Get out the microscope, because we’re going through this poem line-by-line.
Lines 138-141
Brennbaum
The sky-like limpid eyes,
The circular infant's face,
The stiffness from spats to collar
Never relaxing into grace;
- At first glance, it's almost impossible to tell what Pound means by "Brennbaum," which seems to be the name of the character he's talking about in this next section. It seems to be a name that Pound just made up, like Monsieur Verog. But if anything, the name is probably a half-racist portrait of Max Beerbohm, who Pound thought was Jewish. The funny thing is that Beerbohm wasn't even Jewish.
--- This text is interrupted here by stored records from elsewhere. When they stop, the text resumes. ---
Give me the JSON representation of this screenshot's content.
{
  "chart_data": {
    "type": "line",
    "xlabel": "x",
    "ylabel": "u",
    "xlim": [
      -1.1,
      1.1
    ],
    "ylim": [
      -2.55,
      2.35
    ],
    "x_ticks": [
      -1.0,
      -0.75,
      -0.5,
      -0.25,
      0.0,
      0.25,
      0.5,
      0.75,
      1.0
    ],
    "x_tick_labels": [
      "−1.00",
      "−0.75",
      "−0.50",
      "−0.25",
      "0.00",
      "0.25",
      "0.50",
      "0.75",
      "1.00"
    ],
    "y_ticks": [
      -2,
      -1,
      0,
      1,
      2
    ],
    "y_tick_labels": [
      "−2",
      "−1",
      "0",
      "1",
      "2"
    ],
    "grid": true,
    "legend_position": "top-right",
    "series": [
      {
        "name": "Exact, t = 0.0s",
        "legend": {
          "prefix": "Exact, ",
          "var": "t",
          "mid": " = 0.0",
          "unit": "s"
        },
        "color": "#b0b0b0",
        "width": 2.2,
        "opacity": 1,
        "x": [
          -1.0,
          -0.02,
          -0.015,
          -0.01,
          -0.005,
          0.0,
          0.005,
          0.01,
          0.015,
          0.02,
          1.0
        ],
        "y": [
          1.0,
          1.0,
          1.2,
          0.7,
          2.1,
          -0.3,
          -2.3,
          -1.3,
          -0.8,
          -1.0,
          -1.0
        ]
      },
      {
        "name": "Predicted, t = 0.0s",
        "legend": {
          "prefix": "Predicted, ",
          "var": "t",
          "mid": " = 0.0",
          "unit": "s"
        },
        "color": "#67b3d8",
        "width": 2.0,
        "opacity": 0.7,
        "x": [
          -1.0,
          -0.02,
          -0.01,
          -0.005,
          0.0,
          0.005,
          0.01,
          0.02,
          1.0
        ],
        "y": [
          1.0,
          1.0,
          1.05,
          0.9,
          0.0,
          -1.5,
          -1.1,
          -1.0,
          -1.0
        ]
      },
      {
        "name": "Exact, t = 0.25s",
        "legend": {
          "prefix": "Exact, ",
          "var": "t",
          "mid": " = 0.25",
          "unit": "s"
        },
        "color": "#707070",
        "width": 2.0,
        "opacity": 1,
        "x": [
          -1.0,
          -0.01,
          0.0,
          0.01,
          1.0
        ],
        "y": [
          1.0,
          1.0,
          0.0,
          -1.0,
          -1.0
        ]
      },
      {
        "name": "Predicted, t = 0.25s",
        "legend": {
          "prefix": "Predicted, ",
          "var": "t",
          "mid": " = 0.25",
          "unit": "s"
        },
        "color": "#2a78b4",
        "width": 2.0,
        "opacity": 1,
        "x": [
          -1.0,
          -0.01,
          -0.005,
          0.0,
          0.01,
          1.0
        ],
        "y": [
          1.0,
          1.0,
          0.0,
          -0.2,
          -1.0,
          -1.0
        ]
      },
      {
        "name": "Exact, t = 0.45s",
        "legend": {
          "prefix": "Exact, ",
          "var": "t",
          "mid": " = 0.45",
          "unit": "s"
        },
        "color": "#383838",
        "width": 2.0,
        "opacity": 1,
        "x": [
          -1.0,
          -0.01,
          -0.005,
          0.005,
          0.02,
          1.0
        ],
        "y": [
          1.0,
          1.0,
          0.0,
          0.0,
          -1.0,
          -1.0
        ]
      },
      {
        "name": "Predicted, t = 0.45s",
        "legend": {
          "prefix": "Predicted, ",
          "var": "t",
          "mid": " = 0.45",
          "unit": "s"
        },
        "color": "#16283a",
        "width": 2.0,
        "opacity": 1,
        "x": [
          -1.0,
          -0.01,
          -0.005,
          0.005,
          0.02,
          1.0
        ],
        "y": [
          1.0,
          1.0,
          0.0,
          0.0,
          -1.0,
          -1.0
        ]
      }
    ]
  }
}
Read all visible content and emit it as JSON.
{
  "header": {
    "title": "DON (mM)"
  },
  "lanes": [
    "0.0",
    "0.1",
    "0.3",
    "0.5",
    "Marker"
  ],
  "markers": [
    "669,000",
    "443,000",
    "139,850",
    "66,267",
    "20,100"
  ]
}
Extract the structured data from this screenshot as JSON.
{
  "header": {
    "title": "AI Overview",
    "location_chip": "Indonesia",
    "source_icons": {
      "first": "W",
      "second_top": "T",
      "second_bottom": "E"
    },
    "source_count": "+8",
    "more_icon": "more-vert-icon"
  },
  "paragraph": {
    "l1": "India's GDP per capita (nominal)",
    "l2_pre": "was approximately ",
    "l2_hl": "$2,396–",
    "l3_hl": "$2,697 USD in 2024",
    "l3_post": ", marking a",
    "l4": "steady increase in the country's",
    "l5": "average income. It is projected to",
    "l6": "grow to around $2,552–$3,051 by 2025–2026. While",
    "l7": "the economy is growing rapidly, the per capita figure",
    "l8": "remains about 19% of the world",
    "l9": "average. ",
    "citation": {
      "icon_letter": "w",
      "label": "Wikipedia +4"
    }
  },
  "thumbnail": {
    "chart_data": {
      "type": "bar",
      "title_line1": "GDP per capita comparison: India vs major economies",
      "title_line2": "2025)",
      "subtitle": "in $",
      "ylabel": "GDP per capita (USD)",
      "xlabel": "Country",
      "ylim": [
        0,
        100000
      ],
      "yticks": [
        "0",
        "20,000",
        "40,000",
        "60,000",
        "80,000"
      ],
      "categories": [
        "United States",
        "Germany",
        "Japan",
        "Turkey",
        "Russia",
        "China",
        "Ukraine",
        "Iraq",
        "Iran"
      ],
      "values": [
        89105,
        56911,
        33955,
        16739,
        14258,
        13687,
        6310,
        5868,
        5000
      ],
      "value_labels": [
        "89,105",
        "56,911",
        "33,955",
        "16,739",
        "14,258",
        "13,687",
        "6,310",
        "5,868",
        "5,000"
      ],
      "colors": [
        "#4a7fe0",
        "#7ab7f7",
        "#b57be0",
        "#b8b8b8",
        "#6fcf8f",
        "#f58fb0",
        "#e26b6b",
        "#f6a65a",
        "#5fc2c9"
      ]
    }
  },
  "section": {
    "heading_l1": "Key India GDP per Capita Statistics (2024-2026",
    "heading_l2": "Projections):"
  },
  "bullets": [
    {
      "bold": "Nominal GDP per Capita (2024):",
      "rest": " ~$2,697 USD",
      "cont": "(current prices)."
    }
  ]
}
- If you check out a pic of Beerbohm, you can sort of see a resemblance to Pound's description. You can picture those eyes of his being really blue, and yeah, they do look a little limpid or half-sad. But Pound doesn't like how stiff this guy is "from spats to collar." We all know what a shirt collar is, and spats is just an old timey word for socks. So Pound's saying that from top to bottom, this guy's a big stiff.
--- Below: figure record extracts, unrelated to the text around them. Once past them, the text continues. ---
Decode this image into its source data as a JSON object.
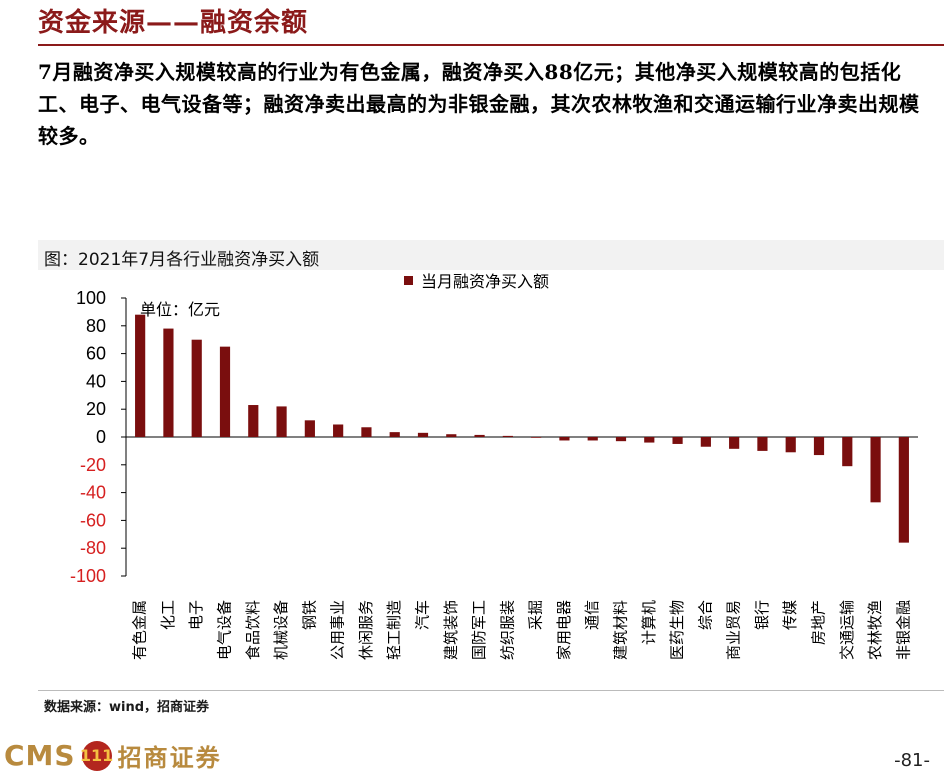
{
  "page": {
    "title": "资金来源——融资余额",
    "summary": "7月融资净买入规模较高的行业为有色金属，融资净买入88亿元；其他净买入规模较高的包括化工、电子、电气设备等；融资净卖出最高的为非银金融，其次农林牧渔和交通运输行业净卖出规模较多。",
    "figure_caption": "图：2021年7月各行业融资净买入额",
    "source": "数据来源：wind，招商证券",
    "page_number": "-81-"
  },
  "footer": {
    "logo_text": "CMS",
    "logo_badge": "111",
    "logo_cn": "招商证券"
  },
  "chart_data": {
    "type": "bar",
    "title": "图：2021年7月各行业融资净买入额",
    "unit_label": "单位：亿元",
    "legend": [
      {
        "name": "当月融资净买入额",
        "color": "#7a0e0e"
      }
    ],
    "ylim": [
      -100,
      100
    ],
    "yticks": [
      100,
      80,
      60,
      40,
      20,
      0,
      -20,
      -40,
      -60,
      -80,
      -100
    ],
    "negative_tick_color": "#d62020",
    "bar_color": "#7a0e0e",
    "categories": [
      "有色金属",
      "化工",
      "电子",
      "电气设备",
      "食品饮料",
      "机械设备",
      "钢铁",
      "公用事业",
      "休闲服务",
      "轻工制造",
      "汽车",
      "建筑装饰",
      "国防军工",
      "纺织服装",
      "采掘",
      "家用电器",
      "通信",
      "建筑材料",
      "计算机",
      "医药生物",
      "综合",
      "商业贸易",
      "银行",
      "传媒",
      "房地产",
      "交通运输",
      "农林牧渔",
      "非银金融"
    ],
    "series": [
      {
        "name": "当月融资净买入额",
        "values": [
          88,
          78,
          70,
          65,
          23,
          22,
          12,
          9,
          7,
          3.5,
          3,
          2,
          1.5,
          0.8,
          -0.5,
          -2.5,
          -2.5,
          -3,
          -4,
          -5,
          -7,
          -8.5,
          -10,
          -11,
          -13,
          -21,
          -47,
          -76
        ]
      }
    ]
  }
}
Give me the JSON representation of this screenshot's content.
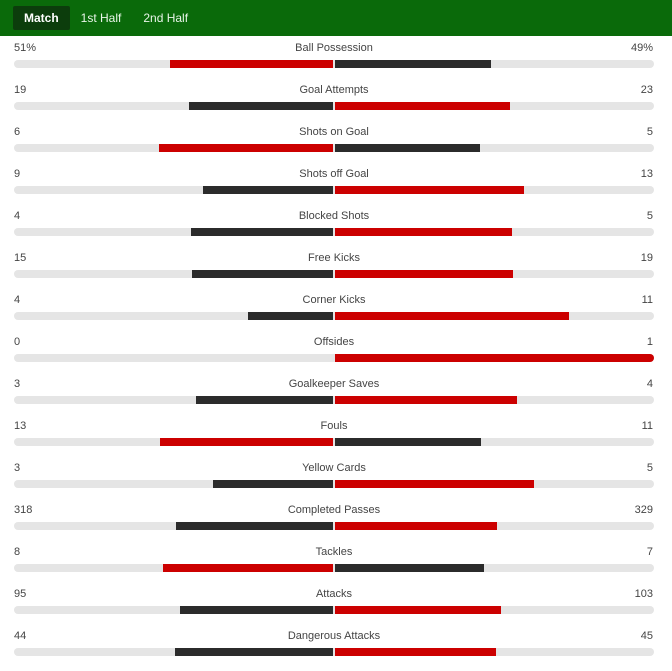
{
  "tabs": [
    {
      "label": "Match",
      "active": true
    },
    {
      "label": "1st Half",
      "active": false
    },
    {
      "label": "2nd Half",
      "active": false
    }
  ],
  "colors": {
    "leader": "#cc0000",
    "trailer": "#2b2b2b",
    "track": "#e5e5e5",
    "header": "#0a6a0a"
  },
  "stats": [
    {
      "label": "Ball Possession",
      "home": "51%",
      "away": "49%",
      "home_value": 51,
      "away_value": 49
    },
    {
      "label": "Goal Attempts",
      "home": "19",
      "away": "23",
      "home_value": 19,
      "away_value": 23
    },
    {
      "label": "Shots on Goal",
      "home": "6",
      "away": "5",
      "home_value": 6,
      "away_value": 5
    },
    {
      "label": "Shots off Goal",
      "home": "9",
      "away": "13",
      "home_value": 9,
      "away_value": 13
    },
    {
      "label": "Blocked Shots",
      "home": "4",
      "away": "5",
      "home_value": 4,
      "away_value": 5
    },
    {
      "label": "Free Kicks",
      "home": "15",
      "away": "19",
      "home_value": 15,
      "away_value": 19
    },
    {
      "label": "Corner Kicks",
      "home": "4",
      "away": "11",
      "home_value": 4,
      "away_value": 11
    },
    {
      "label": "Offsides",
      "home": "0",
      "away": "1",
      "home_value": 0,
      "away_value": 1
    },
    {
      "label": "Goalkeeper Saves",
      "home": "3",
      "away": "4",
      "home_value": 3,
      "away_value": 4
    },
    {
      "label": "Fouls",
      "home": "13",
      "away": "11",
      "home_value": 13,
      "away_value": 11
    },
    {
      "label": "Yellow Cards",
      "home": "3",
      "away": "5",
      "home_value": 3,
      "away_value": 5
    },
    {
      "label": "Completed Passes",
      "home": "318",
      "away": "329",
      "home_value": 318,
      "away_value": 329
    },
    {
      "label": "Tackles",
      "home": "8",
      "away": "7",
      "home_value": 8,
      "away_value": 7
    },
    {
      "label": "Attacks",
      "home": "95",
      "away": "103",
      "home_value": 95,
      "away_value": 103
    },
    {
      "label": "Dangerous Attacks",
      "home": "44",
      "away": "45",
      "home_value": 44,
      "away_value": 45
    }
  ]
}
- For Pound, the fact that this Brennbaum guy can never really be graceful is because he can never relax. In fact, that seems to be Pound's main beef with most of the people he mentions in this poem. They're all trying too hard to be prim and proper, and they need to connect with their deeper passion (which just makes you wonder how Pound could've been friends with a puritan like T.S. Eliot).
Lines 142-145
The heavy memories of Horeb, Sinai and the forty years,
Showed only when the daylight fell
Level across the face
Of Brennbaum "The Impeccable."
- Now Pound looks like he's talking about "heavy memories" that you can see on Brennbaum's face in full daylight. Whatever these memories are, they seem to be connected to Horeb, Sinai, and the forty years, which are references to Mount Horeb (also called Sinai) where the Jewish leader Moses got the giant stone tablets that laid out God's laws (especially the ten commandments). The forty years refers to the forty years that the Jewish people had to live in the wilderness after they left Egypt to escape slavery.
- Now here, Pound seems to be acknowledging all of the hardship the Jewish people have had to deal with throughout history.
- But when he calls Brennbaum "The Impeccable" in line 145, the quotation marks might suggest that he's being sarcastic. He might be saying that all that stuff happened thousands of years ago, and that it's no excuse for a Jewish person to act all hard done by (remember, the Holocaust hadn't happened at this point). So basically, Pound seems to think that Jewish people are especially bad at acting like posers and trying to hide their passion so they can always look like they're in control.